My daughter and I just returned from her school trip to ITALY! I had never been but always wanted to go so I was possibly more excited than she was!
One of my favorite places was Vatican City. Probably because I’m Catholic. I could not help but see everything through my father’s eyes. While I wax and wane about my “church-organized” religious beliefs, he does not seem to. I had tears in my eyes many times imagining what he would be feeling. I hope he visits the Vatican someday.
We arrived to the walled city in the morning and we were told that visitors who aren’t part of a group must wait in line and that it wraps around the whole city. This was one place our tour guide was very clear that we were to stay together because there is only one correct way in and out. He mildly joked that the other way out would be to jail. Not funny:)
As you enter, you are herded through the Vatican Museums. They are all very intricate and beautiful. One of my favorites featured this long “hall” where the barrel vault ceiling was a work of art.
On either side walls, there were painted maps. These were done before aerial shots and surveying… amazing. I loved the greens and cobalt blues.
There were also very old tapestries.
From here we were led out to one of the pretty courtyard gardens. These were built to allow green space and quiet reflection for the Popes.
Here our tour guide used one of several informational stands highlighting the important details of Michelangelo’s The Last Judgement painted on the ceiling of the Sistine Chapel. This was helpful because you are not allowed to talk or take pictures inside the Sistine Chapel because it is a holy space. The fame of the Sistine Chapel lies mainly in the frescos that decorate the interior, and most particularly the Sistine Chapel ceiling and The Last Judgment by Michelangelo.
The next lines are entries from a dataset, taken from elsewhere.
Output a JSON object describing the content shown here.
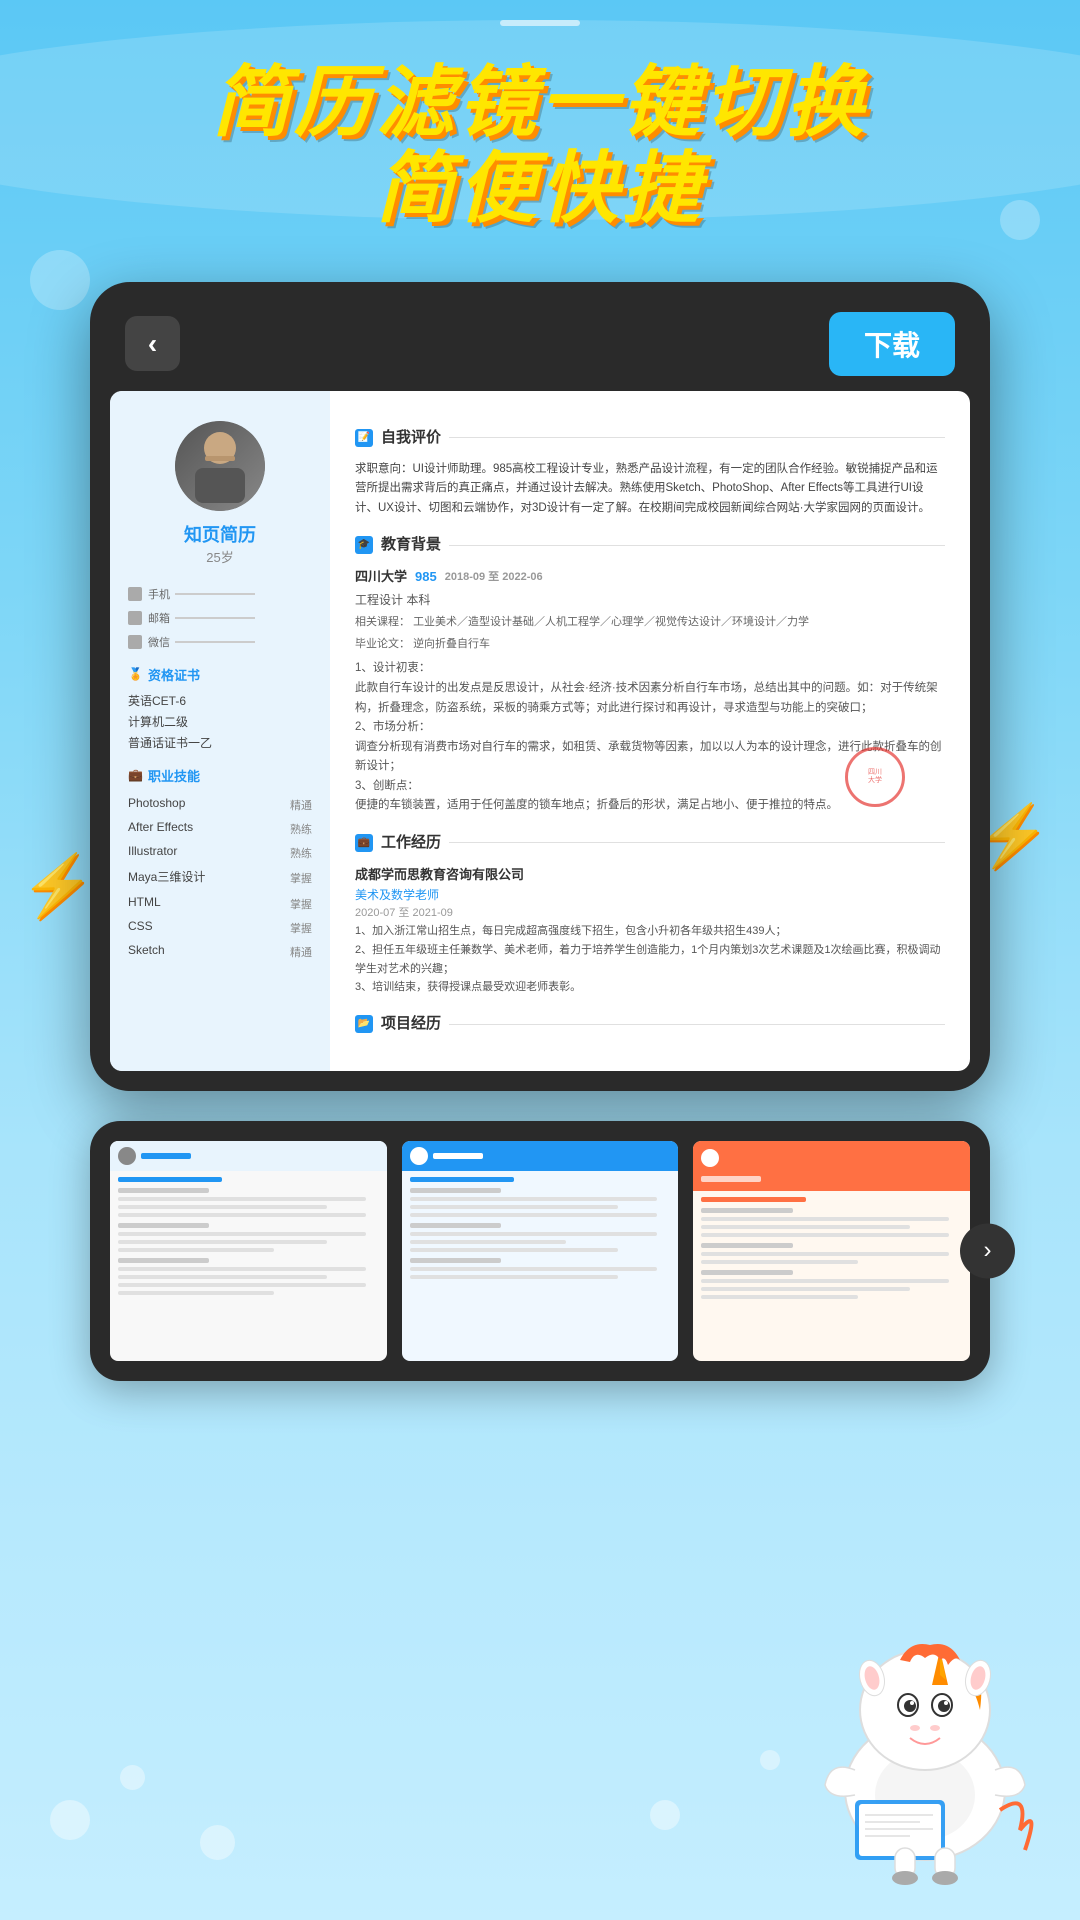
{
  "app": {
    "title_line1": "简历滤镜一键切换",
    "title_line2": "简便快捷"
  },
  "device": {
    "back_button_icon": "‹",
    "download_button": "下载"
  },
  "resume": {
    "brand": "知页简历",
    "age": "25岁",
    "contact": {
      "phone_label": "手机",
      "email_label": "邮箱",
      "wechat_label": "微信"
    },
    "certificates_title": "资格证书",
    "certificates": [
      "英语CET-6",
      "计算机二级",
      "普通话证书一乙"
    ],
    "skills_title": "职业技能",
    "skills": [
      {
        "name": "Photoshop",
        "level": "精通"
      },
      {
        "name": "After Effects",
        "level": "熟练"
      },
      {
        "name": "Illustrator",
        "level": "熟练"
      },
      {
        "name": "Maya三维设计",
        "level": "掌握"
      },
      {
        "name": "HTML",
        "level": "掌握"
      },
      {
        "name": "CSS",
        "level": "掌握"
      },
      {
        "name": "Sketch",
        "level": "精通"
      }
    ],
    "self_eval_title": "自我评价",
    "self_eval_text": "求职意向：UI设计师助理。985高校工程设计专业，熟悉产品设计流程，有一定的团队合作经验。敏锐捕捉产品和运营所提出需求背后的真正痛点，并通过设计去解决。熟练使用Sketch、PhotoShop、After Effects等工具进行UI设计、UX设计、切图和云端协作，对3D设计有一定了解。在校期间完成校园新闻综合网站·大学家园网的页面设计。",
    "education_title": "教育背景",
    "education": {
      "school": "四川大学",
      "score": "985",
      "date_start": "2018-09",
      "date_end": "2022-06",
      "degree": "工程设计 本科",
      "courses_label": "相关课程：",
      "courses": "工业美术／造型设计基础／人机工程学／心理学／视觉传达设计／环境设计／力学",
      "thesis_label": "毕业论文：",
      "thesis": "逆向折叠自行车",
      "thesis_desc1": "1、设计初衷：",
      "desc1": "此款自行车设计的出发点是反思设计，从社会·经济·技术因素分析自行车市场，总结出其中的问题。如：对于传统架构，折叠理念，防盗系统，采板的骑乘方式等；对此进行探讨和再设计，寻求造型与功能上的突破口；",
      "thesis_desc2": "2、市场分析：",
      "desc2": "调查分析现有消费市场对自行车的需求，如租赁、承载货物等因素，加以以人为本的设计理念，进行此款折叠车的创新设计；",
      "thesis_desc3": "3、创断点：",
      "desc3": "便捷的车锁装置，适用于任何盖度的锁车地点；折叠后的形状，满足占地小、便于推拉的特点。"
    },
    "work_title": "工作经历",
    "work": {
      "company": "成都学而思教育咨询有限公司",
      "role": "美术及数学老师",
      "date": "2020-07 至 2021-09",
      "desc1": "1、加入浙江常山招生点，每日完成超高强度线下招生，包含小升初各年级共招生439人；",
      "desc2": "2、担任五年级班主任兼数学、美术老师，着力于培养学生创造能力，1个月内策划3次艺术课题及1次绘画比赛，积极调动学生对艺术的兴趣；",
      "desc3": "3、培训结束，获得授课点最受欢迎老师表彰。"
    },
    "project_title": "项目经历"
  },
  "thumbnails": [
    {
      "id": 1,
      "style": "clean"
    },
    {
      "id": 2,
      "style": "modern"
    },
    {
      "id": 3,
      "style": "colorful"
    }
  ],
  "nav": {
    "next_icon": "›"
  }
}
I enjoyed being reminded why the frescos are so famous.
The chapel takes its name from Pope Sixtus IV, who restored it between 1477 and 1480. Since that time, the chapel has served as a place of both religious and functionary papal activity. Today it is the site of the Papal conclave, the process by which a new pope is selected.
The last guided spot was St. Peter’s Basilica.
It was breathtaking. I love buildings and architecture so naturally I was overcome and amazed by the beauty I saw. The amount of intricate detail was overwhelming. I tried to imagine the tradesmen doing their work in the 1500s but the sheer vastness of the detail was more than I could wrap my brain around. My eyes could not rest. Everywhere you look there are more domes with ceiling treatments, more columns, more mosaics… and the gold! It was truly beautiful.
I am Catholic so I was invited to walk through the Holy Doors which are only open every 25 years during Holy Years. The Pope is allowed to declare additional years Holy Years and Pope Francis did that for 2016. On one hand, it is simply walking through a separate doorway. But for me, I felt overcome by emotion… it kind of felt like my chest/heart was lifted up to my head-level. One of my dad’s aunts (who is now deceased) was a nun and I definitely thought a lot about her while I was here.
We live near Jamestown and the early settlements of America beginning in 1608. St. Peter’s Basilica began construction in 1506 and opened in 1626. The difference in ornateness is staggering.
Afterwards we were left time for lunch and time to do some shopping. So of course I bought my whole family (and any Catholic friends) Rosary beads. You could have them blessed and delivered to your hotel.
Most days we grabbed a prosciutto, cheese, and basil sandwich but this day I went with a bulgar wheat salad and it was so tasty! The kids had gelato for dessert every. single. day:)
What a special place. I felt so much emotion here. And I am so excited about the current Pope Francis. Next stop Rome!